"Confiscos", artigo de opinião de José Manuel Pureza, publicado hoje no Diário de Notícias:
Eu lembro-me. Foram eles os quatro que se reuniram, há quatro meses, com o Governador do Banco de Portugal depois de quatro entrevistas em prime time em quatro dias seguidos. À saída, os quatro banqueiros comunicaram ao País que decidiam cortar o crédito ao Estado e que era tempo de vir a troika. Agora, quatro meses volvidos, o directório dos bancos vem rasgar as vestes perante o programa da mesma troika. Que "não faz sentido" para o sector financeiro. Que tem de ser "repensado de alto a baixo", porque é "um confisco aos accionistas".
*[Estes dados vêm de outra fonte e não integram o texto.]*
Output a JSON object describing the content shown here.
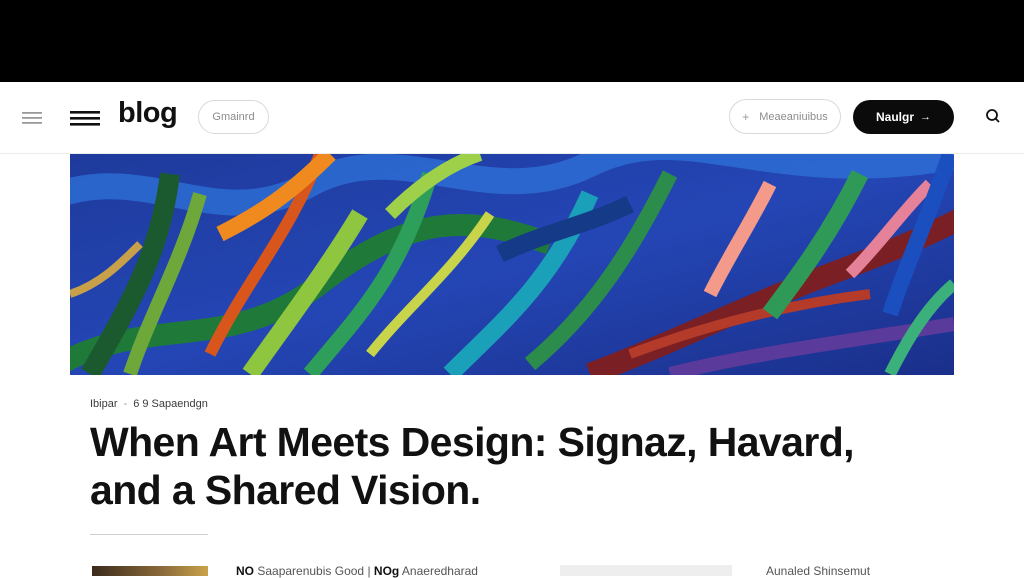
{
  "header": {
    "logo": "blog",
    "category_pill": "Gmainrd",
    "newsletter_pill": "Meaeaniuibus",
    "newsletter_plus": "+",
    "cta_label": "Naulgr",
    "cta_arrow": "→"
  },
  "icons": {
    "sidebar_toggle": "hamburger-icon",
    "menu": "menu-icon",
    "search": "search-icon"
  },
  "article": {
    "meta_author": "Ibipar",
    "meta_sep": "-",
    "meta_read": "6 9 Sapaendgn",
    "title_line1": "When Art Meets Design:  Signaz, Havard,",
    "title_line2": "and a Shared Vision.",
    "byline_prefix": "NO",
    "byline_text": "Saaparenubis Good",
    "byline_sep": "|",
    "byline_prefix2": "NOg",
    "byline_text2": "Anaeredharad",
    "related_label": "Aunaled Shinsemut"
  },
  "colors": {
    "topbar": "#000000",
    "cta_bg": "#0b0b0b",
    "hero_base": "#1f3fa8"
  }
}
Os banqueiros que deram ordem de entrada à troika estão com medo. O contínuo apoio do Estado foi o ansiolítico que os fez vencer todos os testes de stress: com um tratamento fiscal obscenamente vantajoso por comparação com qualquer pequena empresa, não há stress que os abale. Agora, vêm exigir que o mesmo Estado lhes pague as dívidas, como condição sine qua non para termos sistema bancário amanhã. Ao mesmo Estado que injectou no BPN dois mil milhões de euros - número mágico para desvios colossais, está visto -, para evitar que a gestão ruinosa de um banco contaminasse todo o sistema. Ao mesmo Estado que lhes garantiu 12 mil milhões para capitalização e 35 mil milhões para liquidez e que até se apresta a lavrar em orçamento rectificativo a sua fidelidade ao prometido. É preciso ter lata. O que o Estado deve aos bancos, contraíram-no eles com juros de 2% junto do Banco Central Europeu, para depois cobrarem 6% e 7% ao Terreiro do Paço. São, além do mais, dívidas com uma maturidade pré-fixada. É pois a antecipação de um pagamento garantido que os bancos exigem a quem impuseram já um diferencial de juro que roça a agiotagem.
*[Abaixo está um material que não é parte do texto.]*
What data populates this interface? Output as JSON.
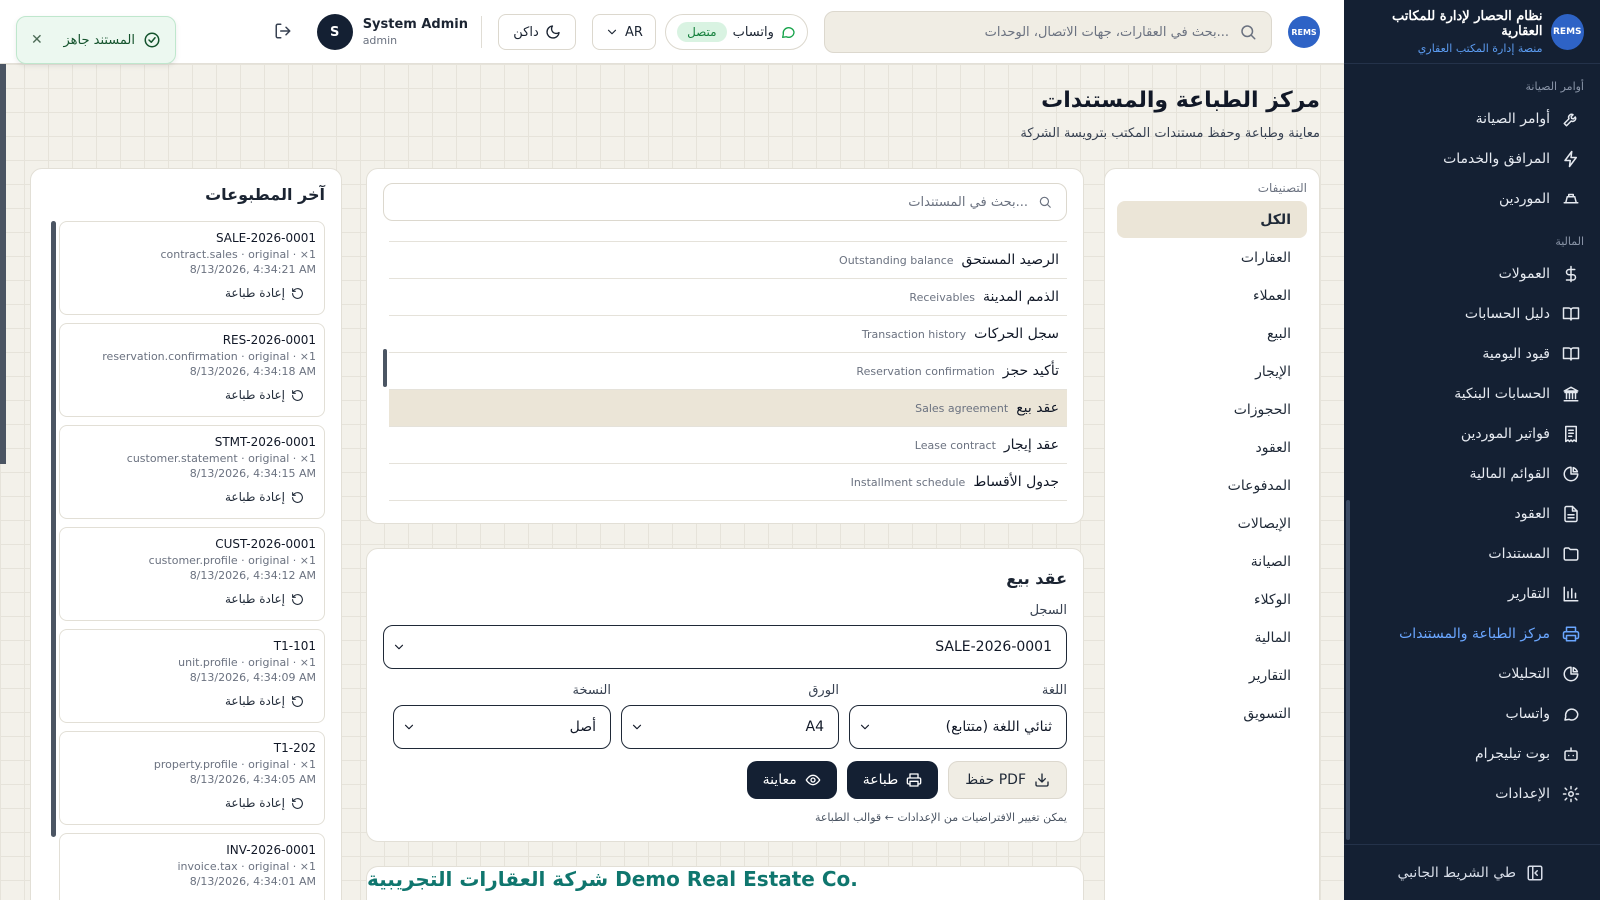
{
  "sidebar": {
    "brand_name": "نظام الحصار لإدارة للمكاتب العقارية",
    "brand_sub": "منصة إدارة المكتب العقاري",
    "logo_text": "REMS",
    "groups": [
      {
        "label": "أوامر الصيانة",
        "items": [
          {
            "label": "أوامر الصيانة",
            "icon": "wrench-icon"
          },
          {
            "label": "المرافق والخدمات",
            "icon": "zap-icon"
          },
          {
            "label": "الموردين",
            "icon": "truck-icon"
          }
        ]
      },
      {
        "label": "المالية",
        "items": [
          {
            "label": "العمولات",
            "icon": "dollar-icon"
          },
          {
            "label": "دليل الحسابات",
            "icon": "book-icon"
          },
          {
            "label": "قيود اليومية",
            "icon": "book-open-icon"
          },
          {
            "label": "الحسابات البنكية",
            "icon": "bank-icon"
          },
          {
            "label": "فواتير الموردين",
            "icon": "receipt-icon"
          },
          {
            "label": "القوائم المالية",
            "icon": "pie-icon"
          },
          {
            "label": "العقود",
            "icon": "file-icon"
          },
          {
            "label": "المستندات",
            "icon": "folder-icon"
          },
          {
            "label": "التقارير",
            "icon": "bar-chart-icon"
          },
          {
            "label": "مركز الطباعة والمستندات",
            "icon": "printer-icon",
            "active": true
          },
          {
            "label": "التحليلات",
            "icon": "pie-icon"
          },
          {
            "label": "واتساب",
            "icon": "message-icon"
          },
          {
            "label": "بوت تيليجرام",
            "icon": "bot-icon"
          },
          {
            "label": "الإعدادات",
            "icon": "gear-icon"
          }
        ]
      }
    ],
    "collapse_label": "طي الشريط الجانبي"
  },
  "topbar": {
    "search_placeholder": "بحث في العقارات، جهات الاتصال، الوحدات...",
    "avatar_text": "REMS",
    "whatsapp_label": "واتساب",
    "whatsapp_status": "متصل",
    "lang_label": "AR",
    "theme_label": "داكن",
    "user_initial": "S",
    "user_name": "System Admin",
    "user_role": "admin"
  },
  "toast": {
    "message": "المستند جاهز"
  },
  "page": {
    "title": "مركز الطباعة والمستندات",
    "subtitle": "معاينة وطباعة وحفظ مستندات المكتب بترويسة الشركة"
  },
  "categories": {
    "heading": "التصنيفات",
    "items": [
      "الكل",
      "العقارات",
      "العملاء",
      "البيع",
      "الإيجار",
      "الحجوزات",
      "العقود",
      "المدفوعات",
      "الإيصالات",
      "الصيانة",
      "الوكلاء",
      "المالية",
      "التقارير",
      "التسويق"
    ],
    "active_index": 0
  },
  "documents": {
    "search_placeholder": "بحث في المستندات...",
    "items": [
      {
        "ar": "الرصيد المستحق",
        "en": "Outstanding balance"
      },
      {
        "ar": "الذمم المدينة",
        "en": "Receivables"
      },
      {
        "ar": "سجل الحركات",
        "en": "Transaction history"
      },
      {
        "ar": "تأكيد حجز",
        "en": "Reservation confirmation"
      },
      {
        "ar": "عقد بيع",
        "en": "Sales agreement",
        "active": true
      },
      {
        "ar": "عقد إيجار",
        "en": "Lease contract"
      },
      {
        "ar": "جدول الأقساط",
        "en": "Installment schedule"
      }
    ]
  },
  "form": {
    "title": "عقد بيع",
    "record_label": "السجل",
    "record_value": "SALE-2026-0001",
    "language_label": "اللغة",
    "language_value": "ثنائي اللغة (متتابع)",
    "paper_label": "الورق",
    "paper_value": "A4",
    "copy_label": "النسخة",
    "copy_value": "أصل",
    "preview_button": "معاينة",
    "print_button": "طباعة",
    "save_pdf_button": "حفظ PDF",
    "hint": "يمكن تغيير الافتراضيات من الإعدادات ← قوالب الطباعة"
  },
  "preview": {
    "company_title": "شركة العقارات التجريبية Demo Real Estate Co."
  },
  "recent": {
    "title": "آخر المطبوعات",
    "reprint_label": "إعادة طباعة",
    "items": [
      {
        "id": "SALE-2026-0001",
        "meta": "contract.sales · original · ×1",
        "date": "8/13/2026, 4:34:21 AM"
      },
      {
        "id": "RES-2026-0001",
        "meta": "reservation.confirmation · original · ×1",
        "date": "8/13/2026, 4:34:18 AM"
      },
      {
        "id": "STMT-2026-0001",
        "meta": "customer.statement · original · ×1",
        "date": "8/13/2026, 4:34:15 AM"
      },
      {
        "id": "CUST-2026-0001",
        "meta": "customer.profile · original · ×1",
        "date": "8/13/2026, 4:34:12 AM"
      },
      {
        "id": "T1-101",
        "meta": "unit.profile · original · ×1",
        "date": "8/13/2026, 4:34:09 AM"
      },
      {
        "id": "T1-202",
        "meta": "property.profile · original · ×1",
        "date": "8/13/2026, 4:34:05 AM"
      },
      {
        "id": "INV-2026-0001",
        "meta": "invoice.tax · original · ×1",
        "date": "8/13/2026, 4:34:01 AM"
      }
    ]
  },
  "colors": {
    "sidebar_bg": "#142033",
    "accent": "#6aa6ff",
    "success": "#16a34a",
    "preview_title": "#0f766e"
  }
}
Mas o medo deles não é, nem por um momento, que o Estado lhes seja agora infiel. Têm todas as razões para não stressar com esse fantasma. Não, o que eles realmente temem é que, uma vez sem exemplo, se tenha aprendido a lição da crise e se actue onde ela foi gerada. A imposição de um reforço da proporção de capitais próprios face a activos de risco e da proporção entre depósitos e empréstimos, para prevenir futuros Lehman Brothers e quejandos, foi louvável enquanto não passou de retórica. Levá-la a sério e passá-la mesmo à prática ameaça diminuir os dividendos distribuídos no fim de cada exercício. E ameaça obrigar os accionistas a canalizar para reinvestimento nos bancos o que lhes renderia muito mais noutras aplicações, como o ouro por exemplo. Que, afinal, isto seja mesmo para valer, é algo que os quatro banqueiros não querem acreditar.
O algodão não engana, diz o anúncio. E o Governo está perante o seu teste do algodão: vai ou não vai ceder à guerra preventiva ardilosamente desencadeada pelos donos dos bancos? Vai ou não levar até ao fim a exigência de recapitalização, forçando, se necessário for para o efeito, uma limitação da distribuição de dividendos aos accionistas? Ou vai, pela enésima vez, mostrar que este país é para os bancos e que não há stress que belisque essa relação amorosa? Vai sinalizar que ninguém pode considerar-se isento de sacrifícios neste momento da vida do País, ou vai pôr ainda mais a nu que a austeridade que defende é assimétrica e injusta?
O que os quatro banqueiros, que mandaram vir a troika, dizem ao País é que não concebem actuar num sector em que o prejuízo aconteça mesmo. Vão ter de explicar isso aos milhares de pequenos empresários que caem, dia após dia, em insolvência. Dizem os quatro banqueiros que é um confisco dos accionistas o que aí vem. Vão ter de nos explicar a todos por que é que o confisco deles não pode acontecer e o nosso é uma inevitabilidade.